MEP David Casa will testify in Athens in hearing on Efimova arrest warrants

Nationalist MEP David Casa will be witness brought by Efimova defence counsel in EAW hearing in Athens

Nationalist MEP David Casa
Nationalist MEP David Casa

Nationalist MEP David Casa will testify in Athens in a court hearing on the European Arrest Warrant issued against Maria Efimova.

Efimova is currently facing two sets of criminal proceedings in Malta. She has been accused by the bank of defrauding it of roughly €2,000 in one case, and by the police of having made false accusations against Superintendent Denis Theuma, inspector Lara Butters and Ferris, who interrogated her, in another.

She is the subject of two EAWs (European arrest warrant) issued by the Maltese courts after failing to appear for court sittings since she left the island. The Greek court will decide whether the Pilatus Bank whistleblower will be returned to Malta to answer to the charges.

Efimova had left Malta in June 2017, absconding the court procedures, but she turned herself in a day after US authorities arrested her former employer, Pilatus chairman Ali Sadr Hasheminejad, on charges of breaching sanctions against Iran.

Casa told the Malta Independent that he had been asked to go to Athens by Efimova’s defence lawyers.

Efimova claims her life is in danger if she returns to Malta, after the assassination of journalist Daphne Caruana Galizia.
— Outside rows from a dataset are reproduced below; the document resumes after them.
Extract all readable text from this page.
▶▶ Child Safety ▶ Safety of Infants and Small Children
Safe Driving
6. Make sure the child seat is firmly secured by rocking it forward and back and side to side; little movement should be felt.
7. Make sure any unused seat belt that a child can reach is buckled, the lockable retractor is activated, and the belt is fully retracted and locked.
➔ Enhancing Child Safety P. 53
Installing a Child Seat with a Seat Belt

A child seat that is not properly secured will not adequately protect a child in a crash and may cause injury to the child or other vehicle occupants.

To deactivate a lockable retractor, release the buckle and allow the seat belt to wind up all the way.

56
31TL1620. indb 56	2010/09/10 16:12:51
She was one of the sources who was said to have verified claims that a secret Panamanian company belonged to the wife of the Prime Minister, and that the bank had processed a $1 million transaction from Azerbaijan to Michelle Muscat.

On Sunday, the former police investigator Jonathan Ferris denied claims by Efimova that Pilatus Bank officials were present during the police’s interrogation of the whistleblower.
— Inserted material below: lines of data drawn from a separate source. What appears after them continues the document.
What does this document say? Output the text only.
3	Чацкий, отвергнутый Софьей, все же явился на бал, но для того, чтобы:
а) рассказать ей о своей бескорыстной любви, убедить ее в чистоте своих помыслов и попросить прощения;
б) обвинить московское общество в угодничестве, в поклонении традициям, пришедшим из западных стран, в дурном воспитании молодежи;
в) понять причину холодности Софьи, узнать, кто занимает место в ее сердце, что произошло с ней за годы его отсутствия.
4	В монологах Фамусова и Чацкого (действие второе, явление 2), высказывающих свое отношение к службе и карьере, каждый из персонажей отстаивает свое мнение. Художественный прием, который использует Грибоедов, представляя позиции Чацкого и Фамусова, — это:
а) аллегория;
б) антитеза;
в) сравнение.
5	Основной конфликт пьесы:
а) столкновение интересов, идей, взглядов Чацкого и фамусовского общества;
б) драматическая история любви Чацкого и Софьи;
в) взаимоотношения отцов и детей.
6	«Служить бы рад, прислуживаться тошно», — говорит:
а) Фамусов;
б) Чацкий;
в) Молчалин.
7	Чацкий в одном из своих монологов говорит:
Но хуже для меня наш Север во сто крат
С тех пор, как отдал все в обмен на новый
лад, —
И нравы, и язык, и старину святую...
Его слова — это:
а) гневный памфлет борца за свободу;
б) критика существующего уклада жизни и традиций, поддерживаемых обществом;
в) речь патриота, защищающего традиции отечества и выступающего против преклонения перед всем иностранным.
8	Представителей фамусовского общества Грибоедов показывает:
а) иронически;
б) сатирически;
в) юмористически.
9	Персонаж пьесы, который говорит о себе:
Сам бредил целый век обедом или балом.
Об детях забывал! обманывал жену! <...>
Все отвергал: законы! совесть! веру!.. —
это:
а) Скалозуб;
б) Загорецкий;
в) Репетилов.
An interview with Efimova, published by the Greek newspaper Kathimerini last week stated that the former Pilatus Bank employee had filed a police report following her interrogation, in which she claimed she was mistreated by one of the officers who pushed her and took her mobile phone “while two Pilatus Bank executives attended the interrogation”.

“The policemen who interrogated me told me, ‘We are friends of the bank’, and they even pressured me to apologise to the bank executives they had brought to the police station,” she was quoted as saying.

Asked whether he denied claims by Efimova that Pilatus Bank officials were present during her interrogation, lawyers Jason Azzopardi and Andrew Borg Cardona, acting on Ferris’s behalf, said that “to the best of his knowledge, no bank officials were ever present during any interrogation”.

“He always carried out his duties within the parameters of the law,” the lawyers said of the police investigator who later worked for the Financial Intelligence Analysis Unit before being sacked after June 2017. Ferris is claiming unfair dismissal and has also petitioned the Maltese government for whistleblower status, but his request has been denied.

Efimova’s claims were also denied by the police in a statement.